Auch wenn man Twilight nicht mag, kann man nicht leugnen, dass die Filmreihe um die Bücher vom Stephanie Meyer auch durchaus positive Seiten hat. Zum Beispiel das viele Geld, das die Filme eingespielt haben, wodurch Summit Entertainment vom kleinen Indie- zum großen Mitmischerstudio wurde. Ähnlich wie 20th Century FOX (Avatar) hat man nun ein wenig Überschuss und kann auch mal Genreproduktionen wie ‘Source Code’ finanzieren, was Sci-Fi Freunde glücklich macht. In der Hose.

Soldat Colter Stevens wacht orientierungslos in einem Passagierzug auf. Die ihm gegenüber sitzende Frau scheint ihn gut zu kennen, doch er hat sie noch nie zuvor gesehen. Als er in den Spiegel schaut, erblickt er ein unbekanntes Gesicht. Noch bevor er diesen Schock verarbeiten kann, explodiert der Zug. Doch das ist nicht das Ende. Colter Stevens wacht auf und realisiert, dass er gerade die letzten 8 Minuten eines anderen Menschen mit Hilfe einer Maschine namens “Source Code” erleben konnte. Da der Anschlag auf den Zug nur der Anfang war und eine Atombombe die Millionenstadt Chicago bedroht, muss Stevens immer wieder erneut in 8 Minuten versuchen herauszufinden, wer den Anschlag auf den Zug verübt hat, um so den Nuklearanschlag zu stoppen. Doch schon bald entwickelt er Gefühle für die eigentlich bereits verstorbenen Menschen und besonders für die Frau, die ihn so gut zu kennen scheint. Kann Stevens sie vielleicht retten?

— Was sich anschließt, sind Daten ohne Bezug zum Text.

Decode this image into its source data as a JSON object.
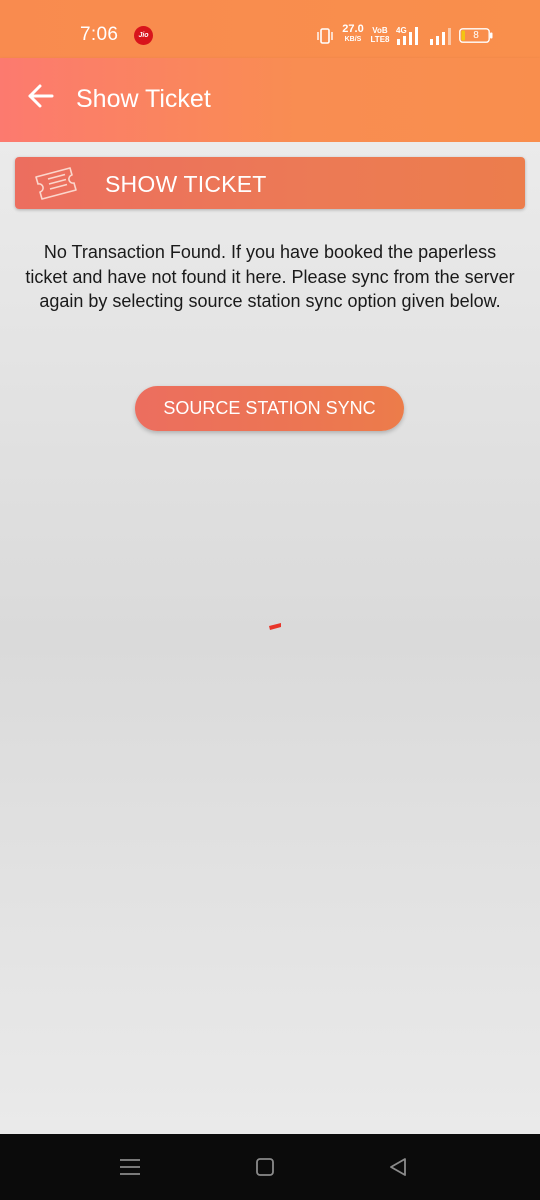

Ich hatte bereits Anfang April die Chance gehabt Source Code im Original zu sehen und war wie verzaubert. Als ausgesprochener Fan von Regisseur Duncan Jones, der mich mit seinem Featuredebut “Moon” letztes Jahr extrem vom Hocker gehauen hat, habe ich mich sehr auf den Film gefreut und wurde nicht enttäuscht. Nicht direkt jedenfalls. Jones liefert erneut eine wirklich solide Arbeit ab und nimmt sich des Drehbuches an und macht seinen eigenen Film daraus. Der Mann hat wirklich Potential, deshalb hoffe ich, dass er sein langgeplantes Projekt “Mute” über einen blinden Barkeeper auf der Suche nach seiner entführten Freundin in einer Zukunftsvision Berlins bald machen darf, denn auch wenn Source Code solider Sci-Fi ist, kratzt er nur an der Oberfläche seiner Thematik.

Zeitreisen und Zeitschleifen sind in der Kinowelt nichts neues und einem breiten Publikum spätestens seit “Groundhog Day” (Und täglich grüßt das Murmeltier) mit Bill Murray bekannt. Source Code schafft es jede seiner Zeitschleifen frisch wirken zu lassen. Durch Jones’ abwechslungsreiche Regiearbeit wirkt die Suche nach dem Terroristen an Bord nie langweilig. Ebenso schafft es das Script die 8 Minuten immer wieder auf abwechselnden Schauplätzen, auch (zu meiner Überraschung) außerhalb des Zuges, stattfinden zu lassen. Das Konzept selbst, sobald etabliert, dient jedoch lediglich der grundlegenden Spannungsmaximierung, was den Film auf das Level eines Thrillers reduziert.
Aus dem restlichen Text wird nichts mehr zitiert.